Some roads that had been closed in the Town of Elizabethtown had been reopened by Saturday afternoon, Highway Superintendent Mike Drew said.
“The people that I evacuated are back where they were,” Drew said.
However, several roadways were still closed Saturday, including Hurricane Mountain Lane in Elizabethtown; Trout Pond Road in Chesterfield; Alden Pond and Loukes Lane in Essex; Clark Lane in Jay; Beede Lane, Holt Road and St. Huberts Road in Keene; Carlott Road and Trout Pond Road in Lewis; and Northwoods Club Road in Minerva.
County Route 10 in Lewis was closed between Hurley Road and State Route 22 in Wadhams. The Bartlett Bridge in Keene was closed, with a detour available on the Limekiln Road. The upper portion of Lincoln Hill Lane in Jay was flooded and impassable.
Drew said that the people who were still stranded in homes on Hurricane Mountain Lane had been contacted.
“We’ve been in touch with them. If they needed anything, we could certainly get something up to them, but at this point, they’re in good shape.”
That seemed to be the assessment of Sandra Jennings, a resident on Hurricane Mountain Lane.
“I’m stranded, but I don’t think for much longer,” Jennings said. “These road guys are great.”
However, Essex County Emergency Services Director Don Jaquish said that he did not expect Hurricane Mountain Lane would be reopened Saturday, noting that localized intense rainfall had caused the problems there.
“It rained four-and-a-half inches in half an hour on that mountain,” Jaquish said.
That was Thursday evening, when, Jennings said, “it was a little scary.”
However, she kept a stiff upper lip amidst the storm.
“When you live in a place like this, in the Park, you’re accustomed to some hardships.”
Elizabethtown Town Councilman Ben Morris said that he had spoken with some people who serve as caretakers for property on Hurricane Mountain Lane. The caretakers made it up to the Hurricane Mountain Lane, partly by four-wheelers and partly by walking, and checked in with people who were stranded.
“Everybody was okay.”
Morris noted that even by Friday afternoon, conditions seemed to be better.
“I went down to the village just a few hours after we closed things down, and things had let up dramatically.
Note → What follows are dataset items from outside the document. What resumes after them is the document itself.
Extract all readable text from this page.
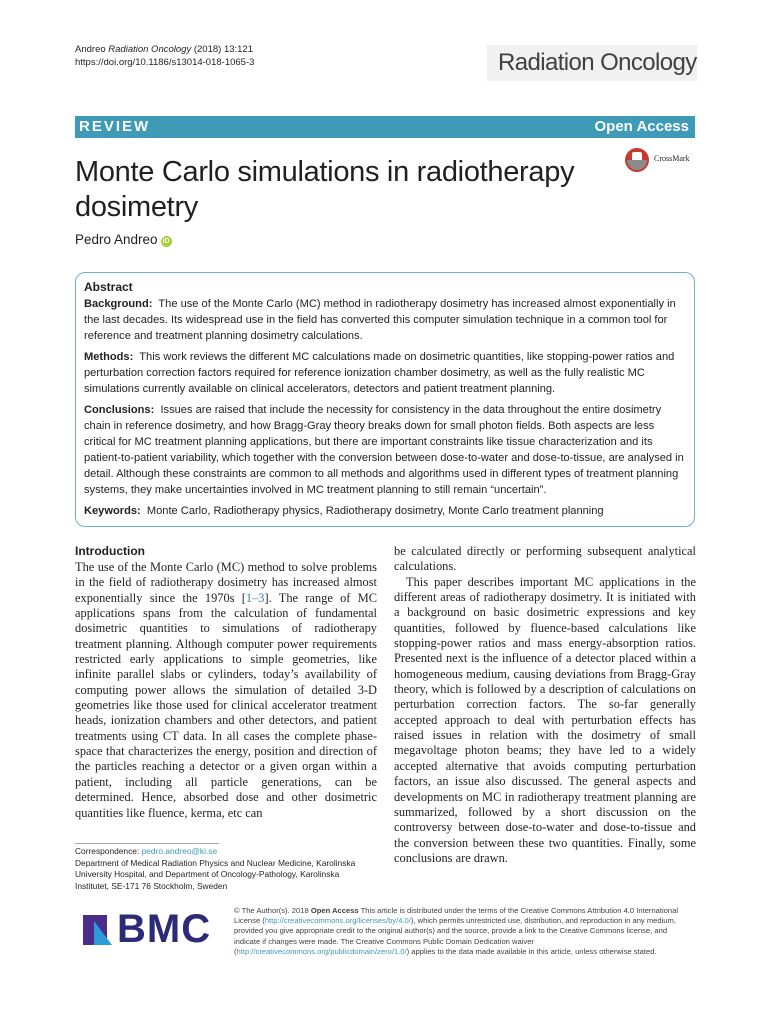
Andreo Radiation Oncology (2018) 13:121
https://doi.org/10.1186/s13014-018-1065-3	Radiation Oncology
REVIEW	Open Access
Monte Carlo simulations in radiotherapy dosimetry
CrossMark
Pedro Andreo iD
Abstract

Background: The use of the Monte Carlo (MC) method in radiotherapy dosimetry has increased almost exponentially in the last decades. Its widespread use in the field has converted this computer simulation technique in a common tool for reference and treatment planning dosimetry calculations.

Methods: This work reviews the different MC calculations made on dosimetric quantities, like stopping-power ratios and perturbation correction factors required for reference ionization chamber dosimetry, as well as the fully realistic MC simulations currently available on clinical accelerators, detectors and patient treatment planning.

Conclusions: Issues are raised that include the necessity for consistency in the data throughout the entire dosimetry chain in reference dosimetry, and how Bragg-Gray theory breaks down for small photon fields. Both aspects are less critical for MC treatment planning applications, but there are important constraints like tissue characterization and its patient-to-patient variability, which together with the conversion between dose-to-water and dose-to-tissue, are analysed in detail. Although these constraints are common to all methods and algorithms used in different types of treatment planning systems, they make uncertainties involved in MC treatment planning to still remain “uncertain”.

Keywords: Monte Carlo, Radiotherapy physics, Radiotherapy dosimetry, Monte Carlo treatment planning

Introduction

The use of the Monte Carlo (MC) method to solve problems in the field of radiotherapy dosimetry has increased almost exponentially since the 1970s [1–3]. The range of MC applications spans from the calculation of fundamental dosimetric quantities to simulations of radiotherapy treatment planning. Although computer power requirements restricted early applications to simple geometries, like infinite parallel slabs or cylinders, today’s availability of computing power allows the simulation of detailed 3-D geometries like those used for clinical accelerator treatment heads, ionization chambers and other detectors, and patient treatments using CT data. In all cases the complete phase-space that characterizes the energy, position and direction of the particles reaching a detector or a given organ within a patient, including all particle generations, can be determined. Hence, absorbed dose and other dosimetric quantities like fluence, kerma, etc can

be calculated directly or performing subsequent analytical calculations.

This paper describes important MC applications in the different areas of radiotherapy dosimetry. It is initiated with a background on basic dosimetric expressions and key quantities, followed by fluence-based calculations like stopping-power ratios and mass energy-absorption ratios. Presented next is the influence of a detector placed within a homogeneous medium, causing deviations from Bragg-Gray theory, which is followed by a description of calculations on perturbation correction factors. The so-far generally accepted approach to deal with perturbation effects has raised issues in relation with the dosimetry of small megavoltage photon beams; they have led to a widely accepted alternative that avoids computing perturbation factors, an issue also discussed. The general aspects and developments on MC in radiotherapy treatment planning are summarized, followed by a short discussion on the controversy between dose-to-water and dose-to-tissue and the conversion between these two quantities. Finally, some conclusions are drawn.

Correspondence: pedro.andreo@ki.se
Department of Medical Radiation Physics and Nuclear Medicine, Karolinska University Hospital, and Department of Oncology-Pathology, Karolinska Institutet, SE-171 76 Stockholm, Sweden
BMC	© The Author(s). 2018 Open Access This article is distributed under the terms of the Creative Commons Attribution 4.0 International License (http://creativecommons.org/licenses/by/4.0/), which permits unrestricted use, distribution, and reproduction in any medium, provided you give appropriate credit to the original author(s) and the source, provide a link to the Creative Commons license, and indicate if changes were made. The Creative Commons Public Domain Dedication waiver (http://creativecommons.org/publicdomain/zero/1.0/) applies to the data made available in this article, unless otherwise stated.
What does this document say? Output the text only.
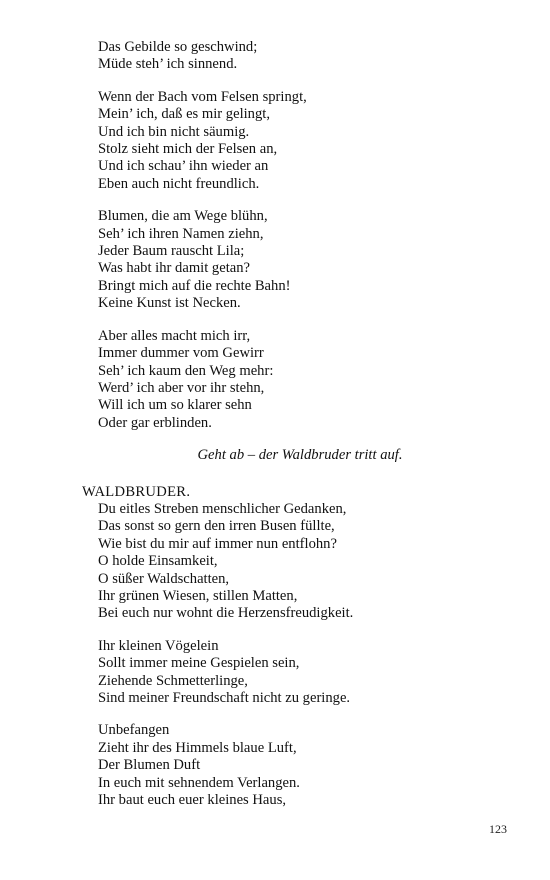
Das Gebilde so geschwind;
Müde steh’ ich sinnend.
Wenn der Bach vom Felsen springt,
Mein’ ich, daß es mir gelingt,
Und ich bin nicht säumig.
Stolz sieht mich der Felsen an,
Und ich schau’ ihn wieder an
Eben auch nicht freundlich.
Blumen, die am Wege blühn,
Seh’ ich ihren Namen ziehn,
Jeder Baum rauscht Lila;
Was habt ihr damit getan?
Bringt mich auf die rechte Bahn!
Keine Kunst ist Necken.
Aber alles macht mich irr,
Immer dummer vom Gewirr
Seh’ ich kaum den Weg mehr:
Werd’ ich aber vor ihr stehn,
Will ich um so klarer sehn
Oder gar erblinden.
Geht ab – der Waldbruder tritt auf.
WALDBRUDER.
Du eitles Streben menschlicher Gedanken,
Das sonst so gern den irren Busen füllte,
Wie bist du mir auf immer nun entflohn?
O holde Einsamkeit,
O süßer Waldschatten,
Ihr grünen Wiesen, stillen Matten,
Bei euch nur wohnt die Herzensfreudigkeit.
Ihr kleinen Vögelein
Sollt immer meine Gespielen sein,
Ziehende Schmetterlinge,
Sind meiner Freundschaft nicht zu geringe.
Unbefangen
Zieht ihr des Himmels blaue Luft,
Der Blumen Duft
In euch mit sehnendem Verlangen.
Ihr baut euch euer kleines Haus,
123
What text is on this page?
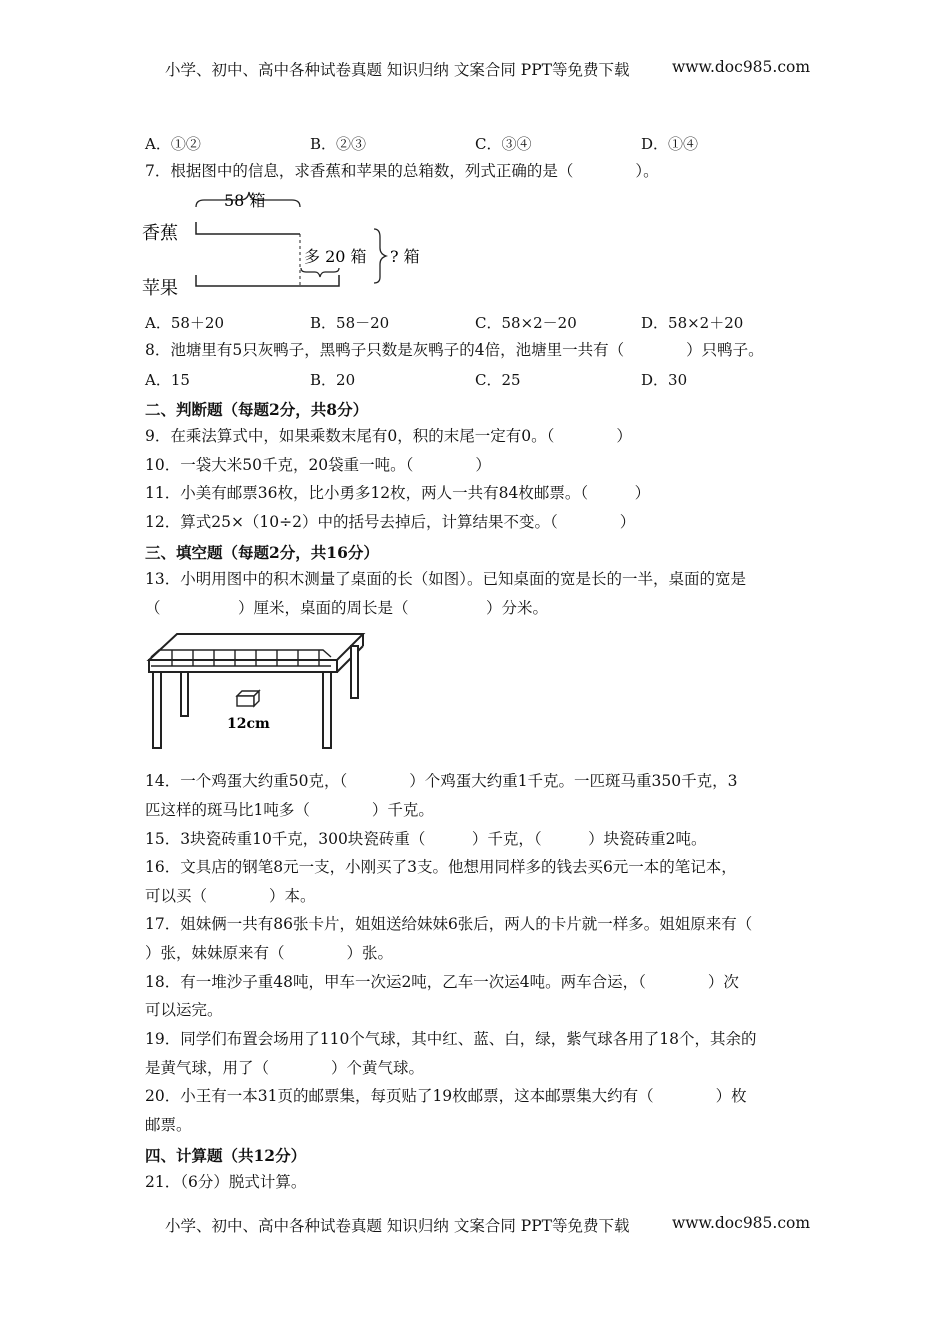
小学、初中、高中各种试卷真题 知识归纳 文案合同 PPT等免费下载	www.doc985.com
A．①②	B．②③	C．③④	D．①④
7．根据图中的信息，求香蕉和苹果的总箱数，列式正确的是（　　　　）。
58 箱
香蕉
多 20 箱 ? 箱
苹果
A．58＋20	B．58－20	C．58×2－20	D．58×2＋20
8．池塘里有5只灰鸭子，黑鸭子只数是灰鸭子的4倍，池塘里一共有（　　　　）只鸭子。
A．15	B．20	C．25	D．30
二、判断题（每题2分，共8分）
9．在乘法算式中，如果乘数末尾有0，积的末尾一定有0。（　　　　）
10．一袋大米50千克，20袋重一吨。（　　　　）
11．小美有邮票36枚，比小勇多12枚，两人一共有84枚邮票。（　　　）
12．算式25×（10÷2）中的括号去掉后，计算结果不变。（　　　　）
三、填空题（每题2分，共16分）
13．小明用图中的积木测量了桌面的长（如图）。已知桌面的宽是长的一半，桌面的宽是
（　　　　　）厘米，桌面的周长是（　　　　　）分米。
12cm
14．一个鸡蛋大约重50克，（　　　　）个鸡蛋大约重1千克。一匹斑马重350千克，3
匹这样的斑马比1吨多（　　　　）千克。
15．3块瓷砖重10千克，300块瓷砖重（　　　）千克，（　　　）块瓷砖重2吨。
16．文具店的钢笔8元一支，小刚买了3支。他想用同样多的钱去买6元一本的笔记本，
可以买（　　　　）本。
17．姐妹俩一共有86张卡片，姐姐送给妹妹6张后，两人的卡片就一样多。姐姐原来有（
）张，妹妹原来有（　　　　）张。
18．有一堆沙子重48吨，甲车一次运2吨，乙车一次运4吨。两车合运，（　　　　）次
可以运完。
19．同学们布置会场用了110个气球，其中红、蓝、白，绿，紫气球各用了18个，其余的
是黄气球，用了（　　　　）个黄气球。
20．小王有一本31页的邮票集，每页贴了19枚邮票，这本邮票集大约有（　　　　）枚
邮票。
四、计算题（共12分）
21．（6分）脱式计算。
小学、初中、高中各种试卷真题 知识归纳 文案合同 PPT等免费下载	www.doc985.com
The rivers seemed to have gone down five or six feet in just a few hours, once the rain stopped,” he said, referring to the Boquet River and to its tributaries, such as Barton Creek.
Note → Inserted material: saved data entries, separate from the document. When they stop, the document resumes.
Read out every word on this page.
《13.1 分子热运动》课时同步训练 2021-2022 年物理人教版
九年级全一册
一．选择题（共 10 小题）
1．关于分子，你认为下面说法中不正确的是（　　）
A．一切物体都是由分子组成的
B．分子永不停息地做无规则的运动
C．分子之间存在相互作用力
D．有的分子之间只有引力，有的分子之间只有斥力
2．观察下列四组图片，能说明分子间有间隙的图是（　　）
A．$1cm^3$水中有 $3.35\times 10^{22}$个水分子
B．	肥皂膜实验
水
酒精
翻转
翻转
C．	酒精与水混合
He said that he had not received any reports of major damage in the village.
However, there was damage on side roads — especially dirt roads — and private contractors were being hired to “haul some gravel up there” to refurbish them.
On Saturday, Jaquish was at work on a preliminary damage assessment.
“Every county is asked to add up how much damage they’ve had,” he explained, adding that there was “significant” damage to Hurricane Mountain Lane as well as some other roadways.
He also noted that while the flooding had abated, conditions in the immediate future would depend on whether the area continued to receive heavy rain.
“It’s all up to Mother Nature now,” Jaquish said.
Likewise, Morris sounded a cautionary note: “If the rain had kept up for a few more hours, we would have been in real big trouble.
“We need to remember that it could be worse down the line. The worst flood in Elizabethtown is one we probably haven’t seen yet.”